I recently visited our Collection Care department over at John Rylands Library and got interested in the Innovation Process behind Project Cradle- using technology we were already using elsewhere to refine a long standing process. I asked Elaine Sheldon, the Conservator behind the project about how the Project came to be.
What kicked off the Innovation process that led to Project Cradle?
I studied at the Royal College of Art, and worked as a designer prior to working in Conservation. Designing a flat, adhesive free cradle struck me as a great opportunity to use my skills. I put the idea forward at an away day organised by the Collection Care manager (at the time) Caroline Checkley- Scott. Caroline supported the idea which allowed us to progress it.
The idea was developed in collaboration with my colleague Mark Furness. Mark had received training on writing parametrics for the library’s ‘Kasemake’ box making machine. Mark has developed the parametric that we are currently using.
The box making machine used to make the new cradles
What sort of innovation processes did you use in Project Cradle- brainstorming, horizon scanning etc? Did you get any input from outside the Library?
I applied the design process I always use – I wrote a brief, I did some research which included looking at other cradles and I made some models. I also created a mini presentation to explain the idea to colleagues and a set of instructions so that other people can draw book profiles which can be sent to us. This has allowed us to work on a pilot project with the Wellcome Trust creating cradles for one of their current exhibitions.
How much time do you save using the new cradles? Any other major benefits?
A cradle can take a few hours to make by hand, cradles made using the new system take much less time (approximately thirty minutes). The cradles can be laid out together on a sheet of museum board, this keeps material waste to a minimum.
The cradles pack flat allowing them to be transported Internationally when books go out on loan. No glue is used in the cradles assembly so there is no drying time, cradles can be put together and put straight into the display case with the book.
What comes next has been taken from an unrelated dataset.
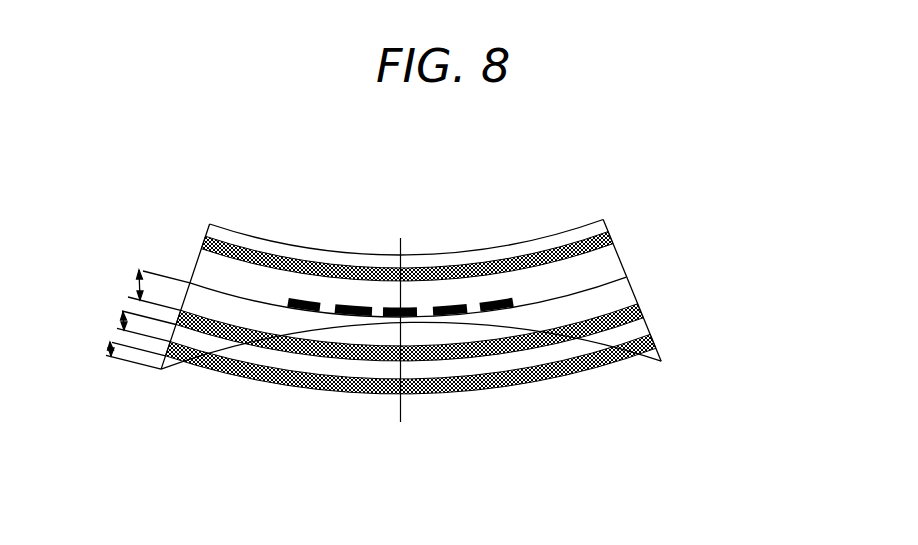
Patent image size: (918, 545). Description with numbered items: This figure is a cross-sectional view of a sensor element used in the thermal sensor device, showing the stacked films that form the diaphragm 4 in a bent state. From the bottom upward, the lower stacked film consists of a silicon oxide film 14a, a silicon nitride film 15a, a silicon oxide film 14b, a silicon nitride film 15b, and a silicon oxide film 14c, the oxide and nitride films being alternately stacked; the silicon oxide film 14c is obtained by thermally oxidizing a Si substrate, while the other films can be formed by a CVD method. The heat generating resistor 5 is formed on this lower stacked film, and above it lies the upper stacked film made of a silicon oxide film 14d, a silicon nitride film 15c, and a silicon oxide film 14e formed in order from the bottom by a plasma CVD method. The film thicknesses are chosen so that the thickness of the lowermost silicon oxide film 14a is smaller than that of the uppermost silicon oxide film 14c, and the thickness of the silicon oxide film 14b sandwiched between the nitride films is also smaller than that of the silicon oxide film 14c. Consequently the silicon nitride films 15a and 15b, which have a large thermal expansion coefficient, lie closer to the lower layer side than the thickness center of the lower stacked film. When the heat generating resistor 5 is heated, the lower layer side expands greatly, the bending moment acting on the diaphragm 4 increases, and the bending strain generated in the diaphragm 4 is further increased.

Are there any difficulties with the new cradles?
Designing a flat cradle was my initial brief. I don’t like angled cradles for a variety of reasons – mainly because books are generally better supported flat. We do have some older display cases at the library (in the Rylands gallery) that require angled cradles/mounts. The mounts that are used in these cases are currently still made by hand.
Did you have to “go back to the drawing board” at any point and if so why?
The design process produced lots of ideas, one of the reasons we decided to use the box making machine was because Marks parametric knowledge.
Other ideas included using air drying materials and 3d printing. I also wanted to explore the potential of making a cradle from an uploaded photograph of an open book profile. The direction the project eventually took was based on the resources and equipment we had in the department.